An engineering student on a placement spent three hours searching through 26 train manuals to find "lavatory seat" - only to discover that the technical term is "hopper cover". His frustrations led him to develop a replacement computer system that has won a software award.
Daniel Harris, working at ABB Customer Support, also found that fitters were modifying new trains back to older standards because their manuals told them the new trains' parts were wrong.
Ian Flynn, project manager for maintenance contracts at ABB Customer Service said that Mr Harris's electronic photos of parts "saved us a fortune". But the company would not be using the rest of the system. "It is very much to be regarded as a prototype," he said.
Mr Harris, who was an undergraduate at Brunel University, was working for the company that makes and maintains railway carriages for the then British Rail. He also discovered that the manuals, which describe the 500,000 parts that make up carriages, were often months out of date because of the constant flow of changes to specifications, for example because of new safety regulations.
Mr Harris, now a postgraduate at Birmingham University, designed a computer system that would allow a change in regulations to reach the manuals within 24 hours. His work won him first prize in this year's Business Software Challenge '90s design competition.

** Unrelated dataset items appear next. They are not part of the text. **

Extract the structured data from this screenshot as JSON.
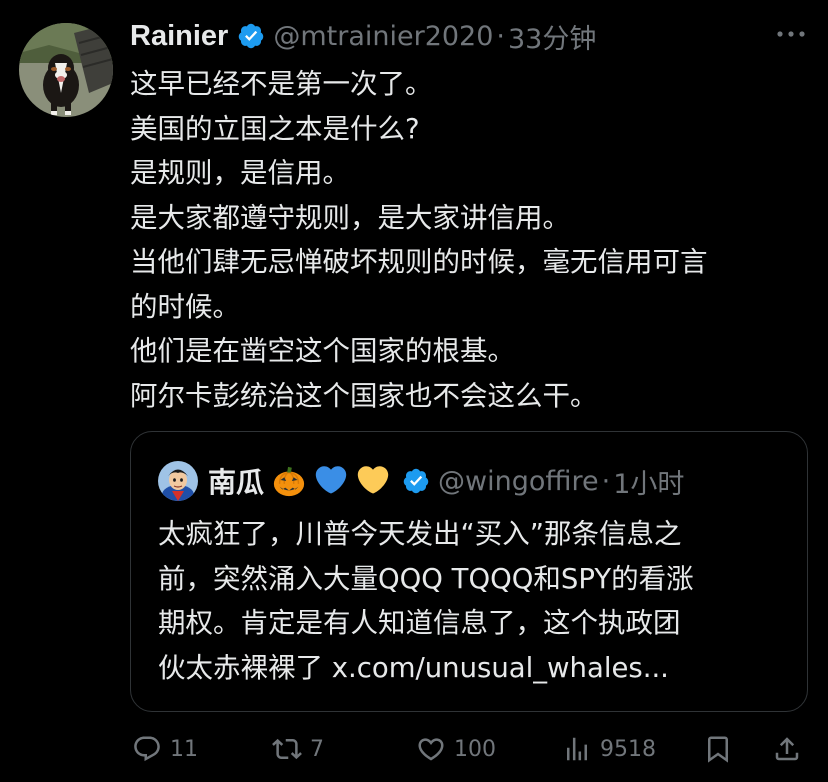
{
  "tweet": {
    "author": {
      "display_name": "Rainier",
      "handle": "@mtrainier2020",
      "separator": "·",
      "time": "33分钟"
    },
    "text_lines": [
      "这早已经不是第一次了。",
      "美国的立国之本是什么?",
      "是规则，是信用。",
      "是大家都遵守规则，是大家讲信用。",
      "当他们肆无忌惮破坏规则的时候，毫无信用可言",
      "的时候。",
      "他们是在凿空这个国家的根基。",
      "阿尔卡彭统治这个国家也不会这么干。"
    ]
  },
  "quote": {
    "author": {
      "display_name": "南瓜",
      "emojis": [
        "jack-o-lantern-icon",
        "blue-heart-icon",
        "yellow-heart-icon"
      ],
      "handle": "@wingoffire",
      "separator": "·",
      "time": "1小时"
    },
    "text_lines": [
      "太疯狂了，川普今天发出“买入”那条信息之",
      "前，突然涌入大量QQQ TQQQ和SPY的看涨",
      "期权。肯定是有人知道信息了，这个执政团",
      "伙太赤裸裸了 x.com/unusual_whales..."
    ]
  },
  "actions": {
    "replies": "11",
    "reposts": "7",
    "likes": "100",
    "views": "9518"
  },
  "colors": {
    "background": "#000000",
    "text": "#e7e9ea",
    "secondary": "#71767b",
    "verified": "#1d9bf0",
    "border": "#2f3336"
  }
}
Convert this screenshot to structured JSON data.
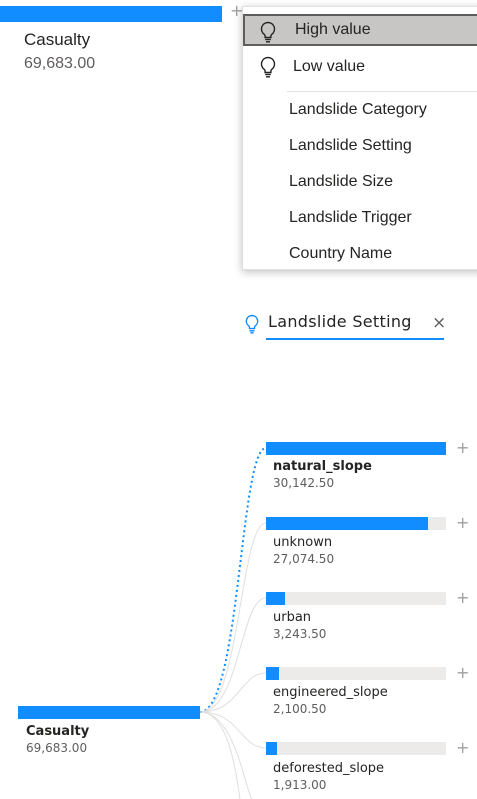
{
  "top_card": {
    "label": "Casualty",
    "value": "69,683.00"
  },
  "menu": {
    "items": [
      {
        "label": "High value",
        "icon": "lightbulb-icon",
        "selected": true
      },
      {
        "label": "Low value",
        "icon": "lightbulb-icon",
        "selected": false
      },
      {
        "label": "Landslide Category"
      },
      {
        "label": "Landslide Setting"
      },
      {
        "label": "Landslide Size"
      },
      {
        "label": "Landslide Trigger"
      },
      {
        "label": "Country Name"
      }
    ]
  },
  "chip": {
    "label": "Landslide Setting",
    "close": "×",
    "icon": "lightbulb-icon"
  },
  "tree": {
    "root": {
      "label": "Casualty",
      "value": "69,683.00"
    },
    "plus": "+",
    "nodes": [
      {
        "label": "natural_slope",
        "value": "30,142.50",
        "fraction": 1.0,
        "bold": true
      },
      {
        "label": "unknown",
        "value": "27,074.50",
        "fraction": 0.898
      },
      {
        "label": "urban",
        "value": "3,243.50",
        "fraction": 0.108
      },
      {
        "label": "engineered_slope",
        "value": "2,100.50",
        "fraction": 0.07
      },
      {
        "label": "deforested_slope",
        "value": "1,913.00",
        "fraction": 0.063
      }
    ]
  },
  "colors": {
    "accent": "#118dff",
    "track": "#ecebea",
    "selected_bg": "#c8c6c4"
  }
}
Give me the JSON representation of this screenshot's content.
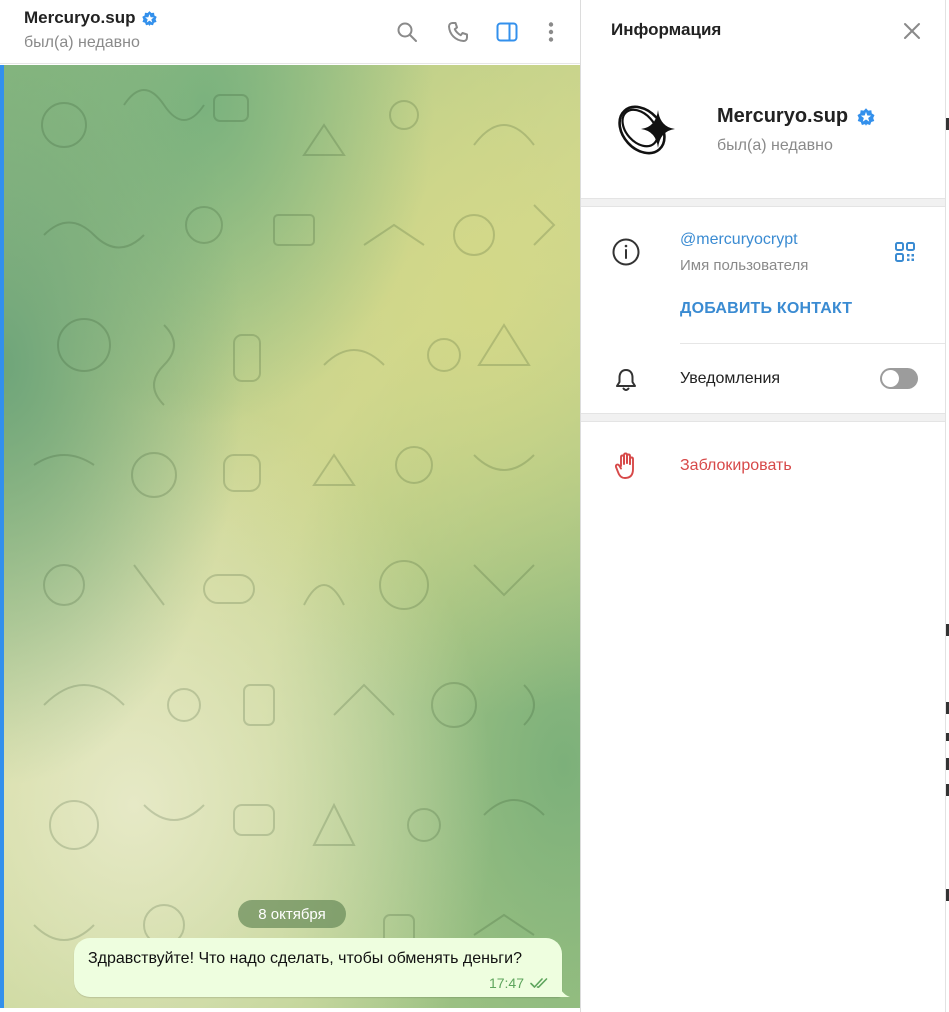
{
  "chat": {
    "title": "Mercuryo.sup",
    "status": "был(а) недавно",
    "date_separator": "8 октября",
    "messages": [
      {
        "text": "Здравствуйте! Что надо сделать, чтобы обменять деньги?",
        "time": "17:47",
        "read": true
      }
    ]
  },
  "header_actions": [
    {
      "name": "search-icon"
    },
    {
      "name": "phone-icon"
    },
    {
      "name": "sidebar-toggle-icon",
      "active": true
    },
    {
      "name": "more-vertical-icon"
    }
  ],
  "info_panel": {
    "title": "Информация",
    "profile": {
      "name": "Mercuryo.sup",
      "status": "был(а) недавно",
      "verified": true
    },
    "username": "@mercuryocrypt",
    "username_label": "Имя пользователя",
    "add_contact": "ДОБАВИТЬ КОНТАКТ",
    "notifications_label": "Уведомления",
    "notifications_enabled": false,
    "block_label": "Заблокировать"
  },
  "colors": {
    "accent": "#3390ec",
    "link": "#3a8bd2",
    "danger": "#d74949",
    "bubble_out": "#eefedf",
    "read_check": "#5ea55d"
  }
}
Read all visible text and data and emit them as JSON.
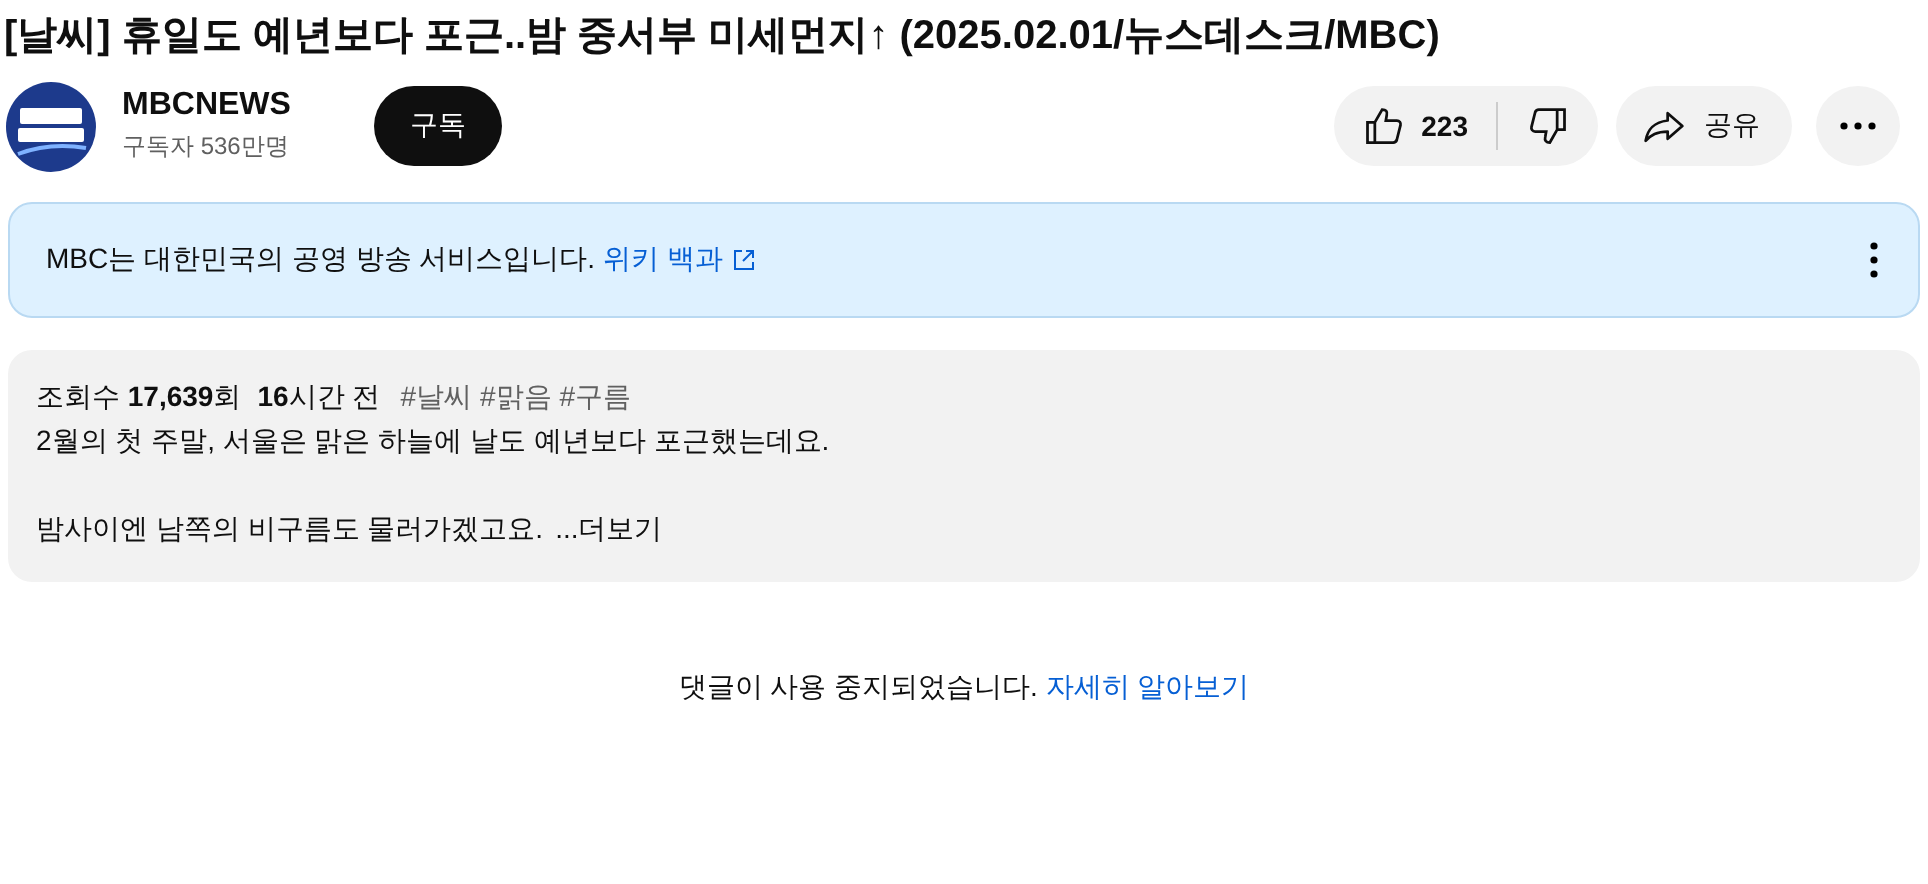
{
  "video": {
    "title": "[날씨] 휴일도 예년보다 포근..밤 중서부 미세먼지↑ (2025.02.01/뉴스데스크/MBC)"
  },
  "channel": {
    "name": "MBCNEWS",
    "subscribers": "구독자 536만명",
    "subscribe_label": "구독"
  },
  "actions": {
    "likes": "223",
    "share": "공유"
  },
  "info_panel": {
    "text": "MBC는 대한민국의 공영 방송 서비스입니다.",
    "link": "위키 백과"
  },
  "description": {
    "views": "조회수 **17,639**회",
    "age": "**16**시간 전",
    "tags": [
      "#날씨",
      "#맑음",
      "#구름"
    ],
    "lines": [
      "2월의 첫 주말, 서울은 맑은 하늘에 날도 예년보다 포근했는데요.",
      "밤사이엔 남쪽의 비구름도 물러가겠고요."
    ],
    "more": "...더보기"
  },
  "comments": {
    "notice": "댓글이 사용 중지되었습니다.",
    "link": "자세히 알아보기"
  }
}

His system, with sound and pictures, helps people, mainly computer novices, to find a part, see what it looks like, where it fits and to gather its documentation.
Mr Harris said: "The system uses hypernavigation linked to colour photos taken with an electronic camera. You can do it all visually. You don't need to know the name of the part or its number."
The competition, whose sponsors include the British Computer Society, Computer Associates and information technologist ICL, is open to student software designers in higher education who create software to solve business problems.